En dehors de toute considération politique, je voulais assister à ce qui est un événement dans la vie de ces deux hommes dont l’un partait tandis que l’autre arrivait.
Le départ rapide et discret de Nicolas Sarkozy , l’arrivée sans chichis du nouveau président, toujours aussi disponible pour ceux qui se sont déplacés pour le voir.
Il y a bien longtemps que j’apprécie la personnalité et l’esprit fin et humaniste de cet homme.
Arrivera-t-il à se glisser dans le costume du président et à réussir à améliorer les choses?
Je l’ignore, mais je le souhaite, évidemment.
Pour lui, mais surtout pour tous ceux qui attendent un changement positif. 

J’ai écouté ses discours.
Il est excellent lorsqu’il improvise, lorsque c’est lui qui parle et non le texte écrit, la langue de bois, le politiquement correct.
J’ai retenu les larmes de Bertrand Delanoë lorsqu’il l’écoutait parler à la Mairie de Paris, et de nombreuses images émouvantes.

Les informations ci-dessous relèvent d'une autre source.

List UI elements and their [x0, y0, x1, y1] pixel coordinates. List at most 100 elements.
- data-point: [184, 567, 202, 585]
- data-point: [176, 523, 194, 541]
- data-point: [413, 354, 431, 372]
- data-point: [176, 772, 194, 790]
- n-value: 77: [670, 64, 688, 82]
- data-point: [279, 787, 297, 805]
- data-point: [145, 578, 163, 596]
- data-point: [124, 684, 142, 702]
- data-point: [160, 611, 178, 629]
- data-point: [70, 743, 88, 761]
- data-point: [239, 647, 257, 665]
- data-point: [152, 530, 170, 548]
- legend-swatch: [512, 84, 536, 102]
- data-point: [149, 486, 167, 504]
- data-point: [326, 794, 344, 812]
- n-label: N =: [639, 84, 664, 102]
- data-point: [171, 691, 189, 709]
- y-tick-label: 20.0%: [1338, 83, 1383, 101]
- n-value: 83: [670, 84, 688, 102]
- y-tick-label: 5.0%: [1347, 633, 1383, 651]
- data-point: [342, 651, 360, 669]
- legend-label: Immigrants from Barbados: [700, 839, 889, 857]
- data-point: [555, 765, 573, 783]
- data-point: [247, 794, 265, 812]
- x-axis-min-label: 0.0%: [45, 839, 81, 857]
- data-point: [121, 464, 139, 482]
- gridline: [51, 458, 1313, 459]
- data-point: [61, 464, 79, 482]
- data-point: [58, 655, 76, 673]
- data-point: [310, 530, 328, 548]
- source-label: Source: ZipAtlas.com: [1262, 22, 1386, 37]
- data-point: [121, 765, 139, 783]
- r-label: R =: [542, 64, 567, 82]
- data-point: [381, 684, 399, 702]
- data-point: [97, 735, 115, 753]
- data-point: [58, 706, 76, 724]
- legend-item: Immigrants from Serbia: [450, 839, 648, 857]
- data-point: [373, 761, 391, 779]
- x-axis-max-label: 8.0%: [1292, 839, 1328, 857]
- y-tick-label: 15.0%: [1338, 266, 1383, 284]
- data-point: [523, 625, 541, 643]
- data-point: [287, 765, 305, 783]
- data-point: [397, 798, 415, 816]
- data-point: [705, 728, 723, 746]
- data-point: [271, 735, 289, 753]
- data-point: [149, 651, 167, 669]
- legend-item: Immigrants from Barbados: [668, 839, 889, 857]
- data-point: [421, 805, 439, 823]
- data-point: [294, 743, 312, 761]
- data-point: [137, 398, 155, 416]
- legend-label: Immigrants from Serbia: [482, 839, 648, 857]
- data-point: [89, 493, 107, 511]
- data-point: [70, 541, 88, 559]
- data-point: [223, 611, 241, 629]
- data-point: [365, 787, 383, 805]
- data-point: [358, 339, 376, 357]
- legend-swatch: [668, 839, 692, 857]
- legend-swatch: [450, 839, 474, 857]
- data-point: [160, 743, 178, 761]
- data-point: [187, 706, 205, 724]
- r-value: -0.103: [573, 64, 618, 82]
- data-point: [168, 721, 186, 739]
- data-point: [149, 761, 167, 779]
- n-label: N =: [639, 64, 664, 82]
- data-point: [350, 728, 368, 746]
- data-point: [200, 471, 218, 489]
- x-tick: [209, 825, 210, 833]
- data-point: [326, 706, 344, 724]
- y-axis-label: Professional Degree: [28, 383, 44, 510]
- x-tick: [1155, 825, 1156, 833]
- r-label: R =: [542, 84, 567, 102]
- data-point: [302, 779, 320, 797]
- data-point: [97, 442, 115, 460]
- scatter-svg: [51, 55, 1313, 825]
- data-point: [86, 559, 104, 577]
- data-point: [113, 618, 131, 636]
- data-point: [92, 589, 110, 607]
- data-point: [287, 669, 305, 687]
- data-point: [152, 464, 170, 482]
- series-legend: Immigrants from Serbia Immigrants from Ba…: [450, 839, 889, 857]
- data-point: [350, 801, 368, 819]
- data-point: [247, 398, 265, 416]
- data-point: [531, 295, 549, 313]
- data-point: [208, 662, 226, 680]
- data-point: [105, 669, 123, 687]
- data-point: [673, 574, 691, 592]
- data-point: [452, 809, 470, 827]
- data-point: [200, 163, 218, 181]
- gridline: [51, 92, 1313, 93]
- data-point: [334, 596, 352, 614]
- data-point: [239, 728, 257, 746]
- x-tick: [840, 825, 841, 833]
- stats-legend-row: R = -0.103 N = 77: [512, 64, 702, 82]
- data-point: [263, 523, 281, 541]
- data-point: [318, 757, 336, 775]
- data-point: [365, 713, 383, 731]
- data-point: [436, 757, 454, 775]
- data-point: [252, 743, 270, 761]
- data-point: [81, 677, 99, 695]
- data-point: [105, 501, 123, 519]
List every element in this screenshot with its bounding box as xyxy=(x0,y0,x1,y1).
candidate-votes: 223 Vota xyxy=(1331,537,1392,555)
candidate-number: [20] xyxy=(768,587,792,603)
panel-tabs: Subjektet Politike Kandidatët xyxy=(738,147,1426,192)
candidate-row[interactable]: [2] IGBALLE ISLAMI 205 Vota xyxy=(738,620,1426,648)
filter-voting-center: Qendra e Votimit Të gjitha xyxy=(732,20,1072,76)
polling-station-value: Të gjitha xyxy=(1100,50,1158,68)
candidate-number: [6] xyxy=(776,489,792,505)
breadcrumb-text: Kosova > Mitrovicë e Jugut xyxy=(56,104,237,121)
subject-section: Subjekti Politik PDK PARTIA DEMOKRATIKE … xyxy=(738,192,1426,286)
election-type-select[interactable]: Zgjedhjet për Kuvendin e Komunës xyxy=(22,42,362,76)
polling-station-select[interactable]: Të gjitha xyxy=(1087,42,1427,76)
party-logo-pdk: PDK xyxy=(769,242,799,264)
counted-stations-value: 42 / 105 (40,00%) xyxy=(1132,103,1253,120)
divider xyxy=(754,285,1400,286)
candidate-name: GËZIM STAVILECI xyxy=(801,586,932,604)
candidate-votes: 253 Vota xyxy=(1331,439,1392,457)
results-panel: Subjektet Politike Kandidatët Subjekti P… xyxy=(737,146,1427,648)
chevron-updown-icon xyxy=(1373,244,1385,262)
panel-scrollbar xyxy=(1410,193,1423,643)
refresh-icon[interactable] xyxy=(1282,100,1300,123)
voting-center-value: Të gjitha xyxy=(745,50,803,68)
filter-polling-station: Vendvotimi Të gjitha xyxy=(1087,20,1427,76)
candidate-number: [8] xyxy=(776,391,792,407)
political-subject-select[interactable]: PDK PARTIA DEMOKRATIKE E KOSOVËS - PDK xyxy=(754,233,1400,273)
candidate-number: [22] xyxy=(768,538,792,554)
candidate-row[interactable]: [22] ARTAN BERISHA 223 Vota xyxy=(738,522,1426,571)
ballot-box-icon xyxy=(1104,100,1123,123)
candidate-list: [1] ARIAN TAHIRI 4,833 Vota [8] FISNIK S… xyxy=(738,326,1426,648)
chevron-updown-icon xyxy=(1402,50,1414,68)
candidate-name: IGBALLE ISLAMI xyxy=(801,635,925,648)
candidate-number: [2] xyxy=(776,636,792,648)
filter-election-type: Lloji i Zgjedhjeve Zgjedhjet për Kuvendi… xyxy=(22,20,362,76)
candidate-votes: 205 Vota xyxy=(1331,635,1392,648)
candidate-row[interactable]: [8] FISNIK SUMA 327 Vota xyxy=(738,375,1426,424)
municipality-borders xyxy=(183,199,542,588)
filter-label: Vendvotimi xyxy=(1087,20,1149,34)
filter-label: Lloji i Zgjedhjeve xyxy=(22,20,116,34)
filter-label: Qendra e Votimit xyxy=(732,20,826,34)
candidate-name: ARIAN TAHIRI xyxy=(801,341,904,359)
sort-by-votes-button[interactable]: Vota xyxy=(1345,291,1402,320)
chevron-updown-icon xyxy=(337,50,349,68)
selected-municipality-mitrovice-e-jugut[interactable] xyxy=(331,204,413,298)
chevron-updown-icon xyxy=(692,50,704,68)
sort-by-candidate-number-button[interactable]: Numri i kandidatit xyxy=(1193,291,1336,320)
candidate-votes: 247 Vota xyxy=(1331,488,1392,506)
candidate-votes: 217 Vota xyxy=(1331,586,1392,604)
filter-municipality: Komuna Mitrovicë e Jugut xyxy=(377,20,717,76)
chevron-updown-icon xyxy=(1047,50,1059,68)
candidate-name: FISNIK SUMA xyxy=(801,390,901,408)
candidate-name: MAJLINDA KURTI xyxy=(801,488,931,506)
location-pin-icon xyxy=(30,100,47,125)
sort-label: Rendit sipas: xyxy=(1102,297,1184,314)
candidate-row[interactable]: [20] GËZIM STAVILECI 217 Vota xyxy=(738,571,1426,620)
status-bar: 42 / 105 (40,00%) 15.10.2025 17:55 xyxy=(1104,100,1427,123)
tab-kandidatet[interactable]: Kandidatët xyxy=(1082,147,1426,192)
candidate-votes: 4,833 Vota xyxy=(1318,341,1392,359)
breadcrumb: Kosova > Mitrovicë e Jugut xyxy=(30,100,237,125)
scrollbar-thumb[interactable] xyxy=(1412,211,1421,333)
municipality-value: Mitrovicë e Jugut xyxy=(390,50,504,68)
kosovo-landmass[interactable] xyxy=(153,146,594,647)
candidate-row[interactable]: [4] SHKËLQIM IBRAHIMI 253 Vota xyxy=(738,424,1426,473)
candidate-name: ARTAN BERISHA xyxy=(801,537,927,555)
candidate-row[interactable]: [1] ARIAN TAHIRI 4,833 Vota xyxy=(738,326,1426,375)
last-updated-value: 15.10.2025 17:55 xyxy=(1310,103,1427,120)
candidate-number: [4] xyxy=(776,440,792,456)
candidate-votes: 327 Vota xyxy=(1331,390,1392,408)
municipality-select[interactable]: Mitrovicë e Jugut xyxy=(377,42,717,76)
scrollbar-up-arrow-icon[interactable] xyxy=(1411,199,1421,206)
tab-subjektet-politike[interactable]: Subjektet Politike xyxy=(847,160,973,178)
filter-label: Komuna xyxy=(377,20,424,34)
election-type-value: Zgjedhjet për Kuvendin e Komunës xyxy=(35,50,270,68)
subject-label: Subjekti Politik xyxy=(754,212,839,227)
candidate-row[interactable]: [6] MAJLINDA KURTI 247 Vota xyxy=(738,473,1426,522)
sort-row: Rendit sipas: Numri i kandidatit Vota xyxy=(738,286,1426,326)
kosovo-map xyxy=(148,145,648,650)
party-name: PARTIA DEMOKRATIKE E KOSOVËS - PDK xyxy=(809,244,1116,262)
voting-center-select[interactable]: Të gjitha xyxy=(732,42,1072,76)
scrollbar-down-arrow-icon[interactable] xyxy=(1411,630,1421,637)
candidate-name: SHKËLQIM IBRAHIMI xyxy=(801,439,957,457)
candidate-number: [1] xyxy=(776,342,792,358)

Hier était une journée importante pour deux hommes très différents.
Je déplore que, en politique comme dans tant de domaines de nos vies, il faut toujours qu’il y ait un vainqueur et un vaincu.
Je préfèrerais, en toute utopie idéaliste, que les compétences et que les qualités des uns et des autres, tous partis confondus, soient réunies pour empoigner les problèmes sans luttes de pouvoir.
 
Tout était très digne, hier, très respectueux de l’esprit républicain, sans triomphalisme, mais sans mots complaisants de la part du nouveau chef de l’Etat à l’intention de son prédécesseur.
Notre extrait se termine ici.